Afin de préserver son pouvoir d’achat, la réaction de se prémunir contre un affaiblissement du CHF face à l’euro apparaît naturelle pour les frontaliers, cette réaction n’est toutefois pas sans conséquences.
En effet, bloquer un taux de change auprès de sa banque n’est pas acte de gestion courante qui est anodin. Il s’agit au contraire de la mise en place d’un contrat qui vous engage fermement pour une durée d’une année au maximum.
Les clauses contenues dans ces types de contrats vous engagent à fournir x milliers de CHF à votre banque sur la période convenue ( 3, 6 9 ou 12 mois )…
En général, ces mêmes clauses ne prévoient aucune possibilité de sortie anticipée du contrat peu importe la cause qui motive votre souhait d’interrompre ce contrat avant son échéant naturelle.
En clair, si :
- vous êtes licencié
- votre revenu baisse
- le CHF ne prend pas la direction envisagée
- … etc…
vous devrez malgré tout aller au terme du contrat et fournir à votre banque la quantité de CHF convenue.
Pourquoi une telle rigidité dans ce type de contrat ?
L’exemple concret détaillé ci-dessous va permettre d’expliquer les causes de cette rigidité ainsi que les mécanismes en jeu.
1 ) vous signez avec votre banque un contrat qui stipule que:
- la banque vous garantit un taux de change à 1 € = 1.15 CHF pour chacun des versements de 4 000 CHF / mois que vous ferez durant une année
- en contre partie vous vous engagez à bien effectuer 12 versements de 4 000 CHF soit au total 48 000 CHF au bout de d’une année
2 ) parallèlement, la banque va souscrire sur le marché à terme un contrat qui va lui permettre d’obtenir tout de suite la somme de 41 739 € en contre partie d’une somme de 48 000 CHF qu’elle s’engage à remettre en une fois au bout d’un an soit un taux de change de 1 € = 1.15 CHF.

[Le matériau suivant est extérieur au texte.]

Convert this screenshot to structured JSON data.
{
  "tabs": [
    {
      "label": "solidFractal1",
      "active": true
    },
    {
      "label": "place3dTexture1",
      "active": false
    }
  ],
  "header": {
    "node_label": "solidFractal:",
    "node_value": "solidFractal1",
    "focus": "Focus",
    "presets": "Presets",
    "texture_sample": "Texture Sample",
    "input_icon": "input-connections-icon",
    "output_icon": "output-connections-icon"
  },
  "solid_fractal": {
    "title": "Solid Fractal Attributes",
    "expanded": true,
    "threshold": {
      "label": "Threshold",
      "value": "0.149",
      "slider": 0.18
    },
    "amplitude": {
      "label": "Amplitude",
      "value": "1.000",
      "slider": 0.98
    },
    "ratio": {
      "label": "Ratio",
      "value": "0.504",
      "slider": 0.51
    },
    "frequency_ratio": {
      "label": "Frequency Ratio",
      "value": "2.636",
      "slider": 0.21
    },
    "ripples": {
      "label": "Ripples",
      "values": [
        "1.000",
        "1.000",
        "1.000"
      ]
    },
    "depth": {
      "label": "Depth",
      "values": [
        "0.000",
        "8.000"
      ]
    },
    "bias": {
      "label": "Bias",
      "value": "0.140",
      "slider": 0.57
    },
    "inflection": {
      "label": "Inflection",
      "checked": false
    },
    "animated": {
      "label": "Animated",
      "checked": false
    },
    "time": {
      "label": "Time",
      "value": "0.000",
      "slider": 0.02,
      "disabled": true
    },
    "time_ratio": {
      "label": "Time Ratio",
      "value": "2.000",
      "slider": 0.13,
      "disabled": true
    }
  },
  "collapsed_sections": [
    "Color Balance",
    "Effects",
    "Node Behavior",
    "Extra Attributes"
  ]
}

3 ) chaque mois lorsque vous verserez vos 4 000 CHF à la banque, cette dernière convertira cette somme en Euros pour un montant fixe de 3478 € qu’elle ira piocher dans la réserve des 41 739 € qu’elle a constitué au départ. Le mécanisme qui permet à la banque de vous offrir une garantie sur le taux de change EUR / CHF réside dans cette intervention de sa part sur le marché à terme et dans le fractionnement qu’elle opère par la suite.
4 ) vous faites 3 versements de 4 000 CHF soit 12 000 CHF puis vous disparaissez. Au bout de l’année, il va manquer à la banque 36 000 CHF pour honorer son obligation de restituer les 48 000 CHF. Il reste également à la banque 31 311 € qu’elle n’a pas pu vous remettre faute d’avoir reçu vos CHF. La banque va devoir changer cette somme libellée en Euros pour tenter de retrouver les 36 000 CHF manquants. Le taux de change en vigueur au moment de cette opération imprévue est inconnu. Si le taux de change est de 1 € = 1.05 CHF en changeant 31 311 € la banque va se retrouver avec 3 276 CHF soit une perte de 3 123 CHF par rapport au 36 000 CHF qu’il lui faut.
La banque cherchera à vous refacturer cette perte car elle n’est pas à l’origine de l’anomalie ( votre arrêt des versements de CHF ) qui l’a causée.
Votre banque connaît ce risque et cette situation n’est souhaitable ni pour vous ni pour elle. C’est pour cette raison qu’elle est aussi stricte dans la rédaction du contrat de couverture de change que vous signez avec elle et qui ne prévoit aucune porte de sortie anticipé car l’aléas sur le change est dans ce cas est bien trop grand. Si l’arrêt unilatéral de vos versements de CHF entraîne un gain pour la banque au moment où elle solde son contrat à terme, elle ne va pas vous restituer ce gain car l’objet du contrat n’est pas la spéculation. Si le contrat se déroule normalement, il ne génère aucune perte ou aucun de gain de change, c’est là le but recherché.
Dans le cadre d’une couverture du risque de change, votre banque joue pleinement son rôle d’intermédiaire financier en mettant à votre disposition des outils de marché qui ne sont pas immédiatement accessibles aux particuliers.